Are superstar bloggers turning online journalism into the Premier League?

A minor earthquake hit the blogosphere recently with the news that Andrew Sullivan is to move his blog The Daily Dish from the website of the Atlantic Monthly, where it’s been based since 2005, to the Daily Beast. The news caps a string of trophy hires for the Beast in recent months, including former Washington Post columnist Howard Kurtz and Fortune technology reporter David Kirkpatrick. The move makes sense for Sullivan, who’s proven a savvy manager of his blog – moving from a listing Time magazine to The Atlantic just when it was beginning to carve out a strong reputation online, and now moving to the hottest property in online news – and, thanks to the Daily Beast’s merger with Newsweek, getting some old-fashioned print exposure out of it.
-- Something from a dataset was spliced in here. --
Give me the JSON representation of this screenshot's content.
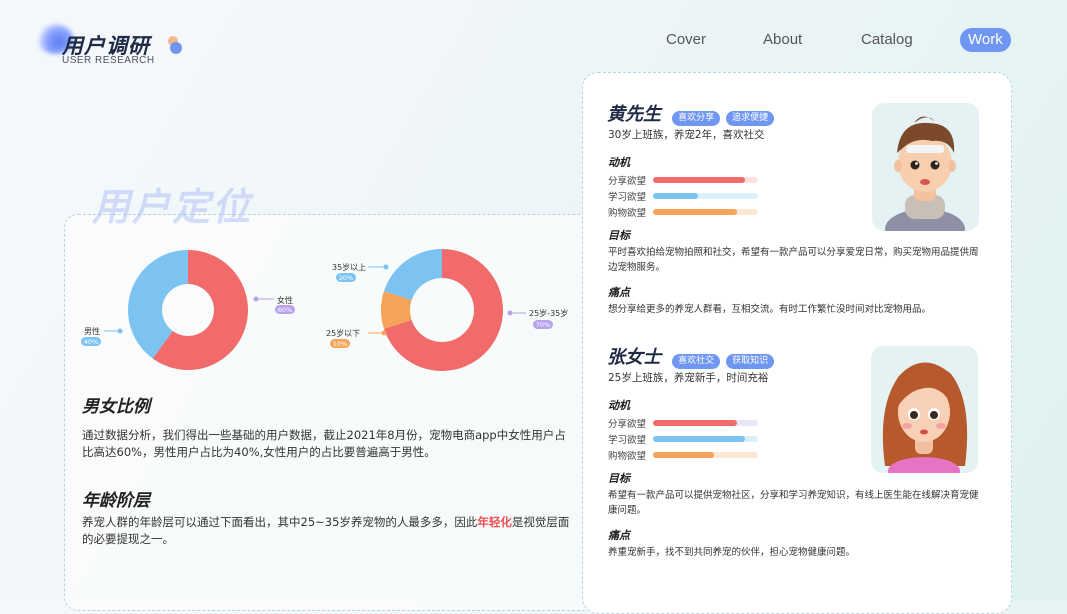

But it’s terrible news for The Atlantic, and it’s got me wondering: are news and magazine sites becoming too reliant on big-name bloggers?

Once upon a time, the newspaper was the brand and writers were fairly anonymous. While talented reporters and editors would get poached by other publications, of course, the changes often wouldn’t register on the public. And for reporters, this is still the way things largely work. But bloggers’ brands are largely personal. Like big-name lawyers, they have their own ‘clients’ – readers – who will follow them from publication to publication.

This is good news for the bloggers, but less so for the sites that rely on them.